その名も『Maseylia : Echoes of the Past』。本作を遊んでみたところ、3Dメトロイドヴァニアとして非常に手堅い作りに仕上がっていました。
ダブルジャンプにグラップリングフック……「こういうのでいいんだよ」を感じるデザイン
本作は、3D空間を探索するメトロイドヴァニアです。
正直言ってそれですべての説明が完結してしまいますし、ジャンルファンにオススメ……と言い切ってしまえそうなほど手堅いゲームではあるのですが、流石にそれでは味気ないので、ひとつずつ要素を見ていきましょう。

ストーリーは最小限の描写で、仮面を被った遊牧民らしき人々のカットシーンから始まります。
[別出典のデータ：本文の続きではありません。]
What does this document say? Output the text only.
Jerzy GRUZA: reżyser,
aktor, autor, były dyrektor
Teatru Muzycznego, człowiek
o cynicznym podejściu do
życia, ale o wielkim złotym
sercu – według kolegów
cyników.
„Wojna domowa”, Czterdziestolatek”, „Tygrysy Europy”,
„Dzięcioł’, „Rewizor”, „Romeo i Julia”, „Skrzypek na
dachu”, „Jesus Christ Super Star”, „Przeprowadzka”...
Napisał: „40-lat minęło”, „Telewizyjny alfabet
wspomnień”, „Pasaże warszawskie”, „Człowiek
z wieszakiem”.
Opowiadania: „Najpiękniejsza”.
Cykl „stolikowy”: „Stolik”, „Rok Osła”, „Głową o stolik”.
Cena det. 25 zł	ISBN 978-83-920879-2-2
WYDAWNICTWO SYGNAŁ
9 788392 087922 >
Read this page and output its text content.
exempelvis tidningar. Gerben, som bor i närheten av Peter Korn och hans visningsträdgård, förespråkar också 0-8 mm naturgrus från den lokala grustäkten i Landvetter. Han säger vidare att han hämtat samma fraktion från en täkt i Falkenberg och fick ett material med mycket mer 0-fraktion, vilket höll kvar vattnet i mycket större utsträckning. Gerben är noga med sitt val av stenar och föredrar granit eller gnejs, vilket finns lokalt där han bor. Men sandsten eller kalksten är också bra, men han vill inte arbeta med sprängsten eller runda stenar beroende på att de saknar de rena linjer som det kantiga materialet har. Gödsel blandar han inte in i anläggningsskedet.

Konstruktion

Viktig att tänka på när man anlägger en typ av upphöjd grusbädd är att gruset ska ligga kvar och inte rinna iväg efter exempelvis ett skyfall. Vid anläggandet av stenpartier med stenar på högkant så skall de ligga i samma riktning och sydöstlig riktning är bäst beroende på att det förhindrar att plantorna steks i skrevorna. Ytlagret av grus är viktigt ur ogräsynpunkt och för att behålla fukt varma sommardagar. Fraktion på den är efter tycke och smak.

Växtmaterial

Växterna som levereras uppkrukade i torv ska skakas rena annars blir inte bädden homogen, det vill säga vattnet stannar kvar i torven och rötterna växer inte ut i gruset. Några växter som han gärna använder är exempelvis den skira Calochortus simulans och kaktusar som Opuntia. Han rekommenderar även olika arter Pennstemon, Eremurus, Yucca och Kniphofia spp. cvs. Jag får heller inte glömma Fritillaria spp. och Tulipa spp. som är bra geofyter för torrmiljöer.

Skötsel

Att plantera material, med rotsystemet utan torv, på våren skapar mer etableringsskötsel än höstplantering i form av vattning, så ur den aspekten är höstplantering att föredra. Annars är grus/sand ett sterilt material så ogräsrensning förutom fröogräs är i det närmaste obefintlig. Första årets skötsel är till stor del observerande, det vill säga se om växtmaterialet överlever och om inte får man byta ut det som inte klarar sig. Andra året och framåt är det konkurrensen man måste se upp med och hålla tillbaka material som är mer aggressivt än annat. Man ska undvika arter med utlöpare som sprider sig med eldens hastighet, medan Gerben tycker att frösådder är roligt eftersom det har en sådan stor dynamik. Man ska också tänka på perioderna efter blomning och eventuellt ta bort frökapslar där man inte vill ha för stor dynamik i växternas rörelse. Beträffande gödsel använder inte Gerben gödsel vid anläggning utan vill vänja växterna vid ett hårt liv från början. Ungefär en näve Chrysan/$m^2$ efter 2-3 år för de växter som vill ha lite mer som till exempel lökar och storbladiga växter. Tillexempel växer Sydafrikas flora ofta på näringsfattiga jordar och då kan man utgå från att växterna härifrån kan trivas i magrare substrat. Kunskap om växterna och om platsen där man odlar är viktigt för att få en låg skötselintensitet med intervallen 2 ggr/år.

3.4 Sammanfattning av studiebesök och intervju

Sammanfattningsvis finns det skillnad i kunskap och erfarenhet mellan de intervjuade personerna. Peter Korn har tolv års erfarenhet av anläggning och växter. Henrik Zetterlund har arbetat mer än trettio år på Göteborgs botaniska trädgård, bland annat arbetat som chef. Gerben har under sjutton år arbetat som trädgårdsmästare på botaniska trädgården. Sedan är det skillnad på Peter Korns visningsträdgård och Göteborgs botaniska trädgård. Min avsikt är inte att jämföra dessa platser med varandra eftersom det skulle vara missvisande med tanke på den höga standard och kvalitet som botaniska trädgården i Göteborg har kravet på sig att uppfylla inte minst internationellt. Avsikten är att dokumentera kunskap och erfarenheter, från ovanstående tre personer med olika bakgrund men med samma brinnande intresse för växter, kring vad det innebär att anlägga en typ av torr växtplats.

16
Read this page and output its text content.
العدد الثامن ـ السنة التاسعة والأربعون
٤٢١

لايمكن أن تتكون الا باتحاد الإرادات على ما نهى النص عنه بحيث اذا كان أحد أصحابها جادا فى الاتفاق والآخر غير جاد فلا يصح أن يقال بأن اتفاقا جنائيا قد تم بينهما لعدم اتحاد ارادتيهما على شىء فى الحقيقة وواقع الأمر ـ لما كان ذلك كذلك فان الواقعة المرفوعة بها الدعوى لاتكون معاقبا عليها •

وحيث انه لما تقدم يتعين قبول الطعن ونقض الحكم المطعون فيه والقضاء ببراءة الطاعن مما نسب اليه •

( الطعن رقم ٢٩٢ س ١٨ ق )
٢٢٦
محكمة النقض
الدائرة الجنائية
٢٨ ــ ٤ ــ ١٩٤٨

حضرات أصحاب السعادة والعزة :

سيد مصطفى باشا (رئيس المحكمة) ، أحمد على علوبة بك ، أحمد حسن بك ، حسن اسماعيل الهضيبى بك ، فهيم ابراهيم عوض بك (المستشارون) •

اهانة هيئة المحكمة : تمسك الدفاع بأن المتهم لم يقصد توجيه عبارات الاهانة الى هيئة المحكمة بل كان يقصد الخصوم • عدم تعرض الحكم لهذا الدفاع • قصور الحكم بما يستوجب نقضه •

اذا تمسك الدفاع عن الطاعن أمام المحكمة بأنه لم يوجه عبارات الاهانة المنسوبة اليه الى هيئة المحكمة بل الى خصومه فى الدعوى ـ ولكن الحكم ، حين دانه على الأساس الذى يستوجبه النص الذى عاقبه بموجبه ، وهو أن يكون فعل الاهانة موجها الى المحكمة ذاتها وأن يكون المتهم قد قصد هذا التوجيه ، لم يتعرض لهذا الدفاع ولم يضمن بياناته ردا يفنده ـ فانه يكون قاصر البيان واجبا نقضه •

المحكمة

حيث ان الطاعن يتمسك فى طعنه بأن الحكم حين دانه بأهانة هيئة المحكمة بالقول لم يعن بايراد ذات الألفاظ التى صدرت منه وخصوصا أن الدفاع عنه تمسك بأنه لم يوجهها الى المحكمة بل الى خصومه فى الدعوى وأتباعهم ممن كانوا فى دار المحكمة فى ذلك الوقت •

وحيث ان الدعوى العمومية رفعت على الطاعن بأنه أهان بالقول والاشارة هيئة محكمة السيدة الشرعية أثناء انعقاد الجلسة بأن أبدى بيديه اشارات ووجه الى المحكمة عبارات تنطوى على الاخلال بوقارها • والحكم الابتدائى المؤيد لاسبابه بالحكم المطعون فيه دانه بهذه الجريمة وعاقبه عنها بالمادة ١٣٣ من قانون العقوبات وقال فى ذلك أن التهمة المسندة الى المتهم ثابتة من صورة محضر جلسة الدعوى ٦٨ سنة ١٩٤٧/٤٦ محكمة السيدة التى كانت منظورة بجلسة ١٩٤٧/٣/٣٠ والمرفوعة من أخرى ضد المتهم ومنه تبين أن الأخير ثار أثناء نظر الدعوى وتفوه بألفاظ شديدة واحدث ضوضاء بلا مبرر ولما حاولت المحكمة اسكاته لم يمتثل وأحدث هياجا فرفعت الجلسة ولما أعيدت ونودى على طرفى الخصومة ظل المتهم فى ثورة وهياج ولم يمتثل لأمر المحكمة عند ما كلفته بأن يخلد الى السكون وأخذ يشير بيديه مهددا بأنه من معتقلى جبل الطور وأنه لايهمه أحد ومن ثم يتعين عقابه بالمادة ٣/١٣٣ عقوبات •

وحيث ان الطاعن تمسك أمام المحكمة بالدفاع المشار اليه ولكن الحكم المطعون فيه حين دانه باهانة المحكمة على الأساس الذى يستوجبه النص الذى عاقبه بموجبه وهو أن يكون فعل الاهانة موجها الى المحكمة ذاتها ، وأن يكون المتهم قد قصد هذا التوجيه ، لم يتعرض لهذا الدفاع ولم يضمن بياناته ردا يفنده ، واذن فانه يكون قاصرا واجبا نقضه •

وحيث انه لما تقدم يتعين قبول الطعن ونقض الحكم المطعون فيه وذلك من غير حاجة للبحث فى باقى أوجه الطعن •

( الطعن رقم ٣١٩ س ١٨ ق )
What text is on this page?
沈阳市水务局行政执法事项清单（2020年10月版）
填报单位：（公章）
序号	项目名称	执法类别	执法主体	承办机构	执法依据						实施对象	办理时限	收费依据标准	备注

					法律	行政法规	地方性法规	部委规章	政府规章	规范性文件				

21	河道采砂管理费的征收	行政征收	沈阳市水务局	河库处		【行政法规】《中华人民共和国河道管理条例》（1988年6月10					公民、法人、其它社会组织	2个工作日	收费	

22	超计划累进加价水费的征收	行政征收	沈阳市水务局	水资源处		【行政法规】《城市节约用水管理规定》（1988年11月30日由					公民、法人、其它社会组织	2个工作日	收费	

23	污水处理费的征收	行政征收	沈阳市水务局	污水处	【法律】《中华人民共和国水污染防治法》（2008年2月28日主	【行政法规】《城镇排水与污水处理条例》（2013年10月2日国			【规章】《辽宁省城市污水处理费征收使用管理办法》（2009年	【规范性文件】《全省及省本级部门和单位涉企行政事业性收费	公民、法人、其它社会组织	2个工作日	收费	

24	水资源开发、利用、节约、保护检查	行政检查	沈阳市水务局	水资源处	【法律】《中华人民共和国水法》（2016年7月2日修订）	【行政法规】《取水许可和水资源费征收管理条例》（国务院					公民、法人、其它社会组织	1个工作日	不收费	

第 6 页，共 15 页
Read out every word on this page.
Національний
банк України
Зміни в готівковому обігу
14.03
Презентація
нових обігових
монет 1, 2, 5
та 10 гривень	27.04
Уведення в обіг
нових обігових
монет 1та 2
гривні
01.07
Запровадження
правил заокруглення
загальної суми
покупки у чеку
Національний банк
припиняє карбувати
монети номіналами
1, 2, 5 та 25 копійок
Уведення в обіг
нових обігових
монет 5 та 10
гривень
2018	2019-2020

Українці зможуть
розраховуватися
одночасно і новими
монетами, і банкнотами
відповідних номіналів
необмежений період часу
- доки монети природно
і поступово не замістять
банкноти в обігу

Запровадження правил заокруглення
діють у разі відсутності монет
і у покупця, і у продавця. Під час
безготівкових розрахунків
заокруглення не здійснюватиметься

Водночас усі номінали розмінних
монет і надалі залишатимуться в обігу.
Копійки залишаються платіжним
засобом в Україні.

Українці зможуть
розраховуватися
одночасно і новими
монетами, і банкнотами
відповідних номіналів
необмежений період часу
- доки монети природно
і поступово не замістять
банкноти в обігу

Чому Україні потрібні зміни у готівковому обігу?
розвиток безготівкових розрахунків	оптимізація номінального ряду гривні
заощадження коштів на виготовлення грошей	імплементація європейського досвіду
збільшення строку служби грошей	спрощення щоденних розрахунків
洞窟で父を待っていた主人公は、いつまでも戻ってこないので心配になり、父を探しに行きます。
この地で何が起きたのか、彼らは何者なのかといった情報は、道中で入手できる「ロア」からちょっとずつ理解していく作りになっています。

ゲームとしては、戦闘もあるものの、やや難しめのプラットフォーマーが中心に据えられています。フィールドはのっぺりとした単一色の見慣れたビジュアルではありますが、視認性は悪くなく、筆者は酔いを感じることもありませんでした。
各地で弓やスライディングといったクラシカルなアクションを習得し、どんどん先に進んでいきましょう。

基本的には1本道であり、行ってないところに突き進んでいけば新しい道が開拓されるようになっていますが、一度迷うとどちらから来たか・どこへ行けばいいのかがわからなくなる点はややマイナスです。
マップも見た目こそかっこいいものの、マーカーは一切置けず、ただ平たい地図をグルグル回すことしかできないのが残念。一応、主人公の向いている方向はわかりますが、もっとわかりやすいランドマークが多くても良かったように思えます。

とはいえ、雰囲気の良い音楽と、素敵なビジュアルには惹かれました。
氷河や沼など、コンセプチュアルなマップが多く用意されており、どこも固有のギミックがあり、3Dプラットフォーマーらしい醍醐味に溢れています。どれもどこかで見たことのあるギミックではあるものの、すぐに理解でき、程よい難易度でまとまっていたのはグッドでした。

メトロイドヴァニアらしい点としては、3Dプラットフォーマーということもあって、さまざまなモノのコリジョンが甘く、かなり無理矢理突破できそうな足場がある印象です。
筆者はそこまで真剣に試していませんが、恐らくシーケンスブレイク(早い段階でまだ入れないはずのステージに辿り着けてしまうこと)ができるポイントは多く見つかりそうな気がしました。
シーケンスブレイクについてはSteamページでも存在するのが言及されており、RTAをするうえではだいぶ美味しい作りになっていそうですね。

そして最も気になったのは、戦闘システムです。
本作はロックオン、近接攻撃、弓矢による遠距離攻撃が基本のバトルスタイルになるのですが、これがなかなか前時代的であり、正直面白いと思ったことは一度もありませんでした。
敵を倒しても少量の通貨を落とすばかりですし、そのお金はマップのアンロックなどに使用するので多少は戦わないといけないのも辛いところです。

その他、翻訳が抜けているところや、死亡時の巻き戻しが長過ぎるところなど、まだ作りが甘い本作。しかし、必要十分な出来の3Dメトロイドヴァニアではあると思います。
立体迷路をうろうろし、ときに知的に、ときに無理矢理壁を突破する瞬間を楽しみたい人にはオススメです。
『Maseylia : Echoes of the Past』は、PC(Steam)にて配信中です。